Minmax regret bottleneck problems with solution-induced interval uncertainty structure

We consider minmax regret bottleneck subset-type combinatorial optimization problems, where feasible solutions are some subsets of a finite ground set of cardinality n. The weights of elements of the ground set are uncertain; for each element, an uncertainty interval that contains its weight is given. In contrast with previously studied interval data minmax regret models, where the set of scenarios (possible realizations of the vector of weights) does not depend on the chosen feasible solution, we consider the problem with solution-induced interval uncertainty structure. That is, for each element of the ground set, a nominal weight from the corresponding uncertainty interval is fixed, and it is assumed that only the weights of the elements included in the chosen feasible solution can deviate from their respective nominal values.
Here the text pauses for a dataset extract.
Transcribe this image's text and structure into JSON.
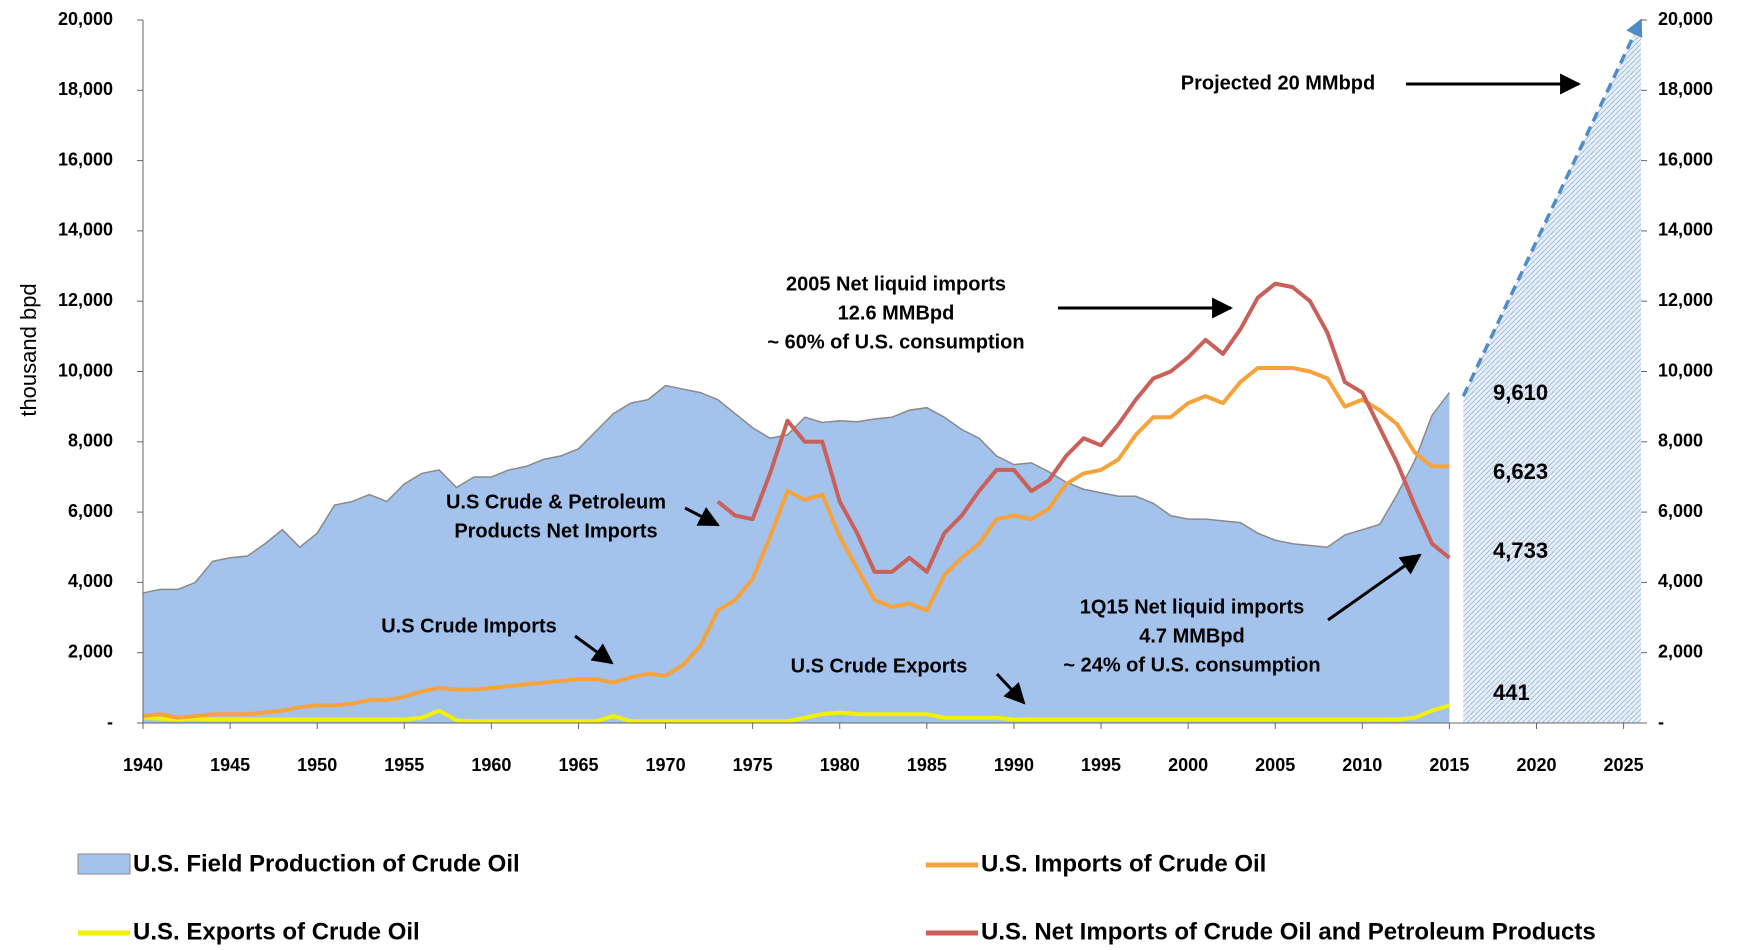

This uncertainty structure is motivated, for example, by network design problems, where the weight (construction cost, connection time, etc.) of an edge gets some ''real'' value, possibly different from its original nominal estimate, only for the edges (connections) that are actually implemented (built); or by capital budgeting problems with uncertain profits of projects, where only the profits of implemented projects can take ''real'' values different from the original nominal estimates. We present a polynomial O(n^2) algorithm for the problem on a uniform matroid of rank p, where feasible solutions are subsets of cardinality p of the ground set. For the special case where the minimum of the nominal weights is greater than the maximum of the lower-bound weights, we present a simple O(n+plogp) algorithm.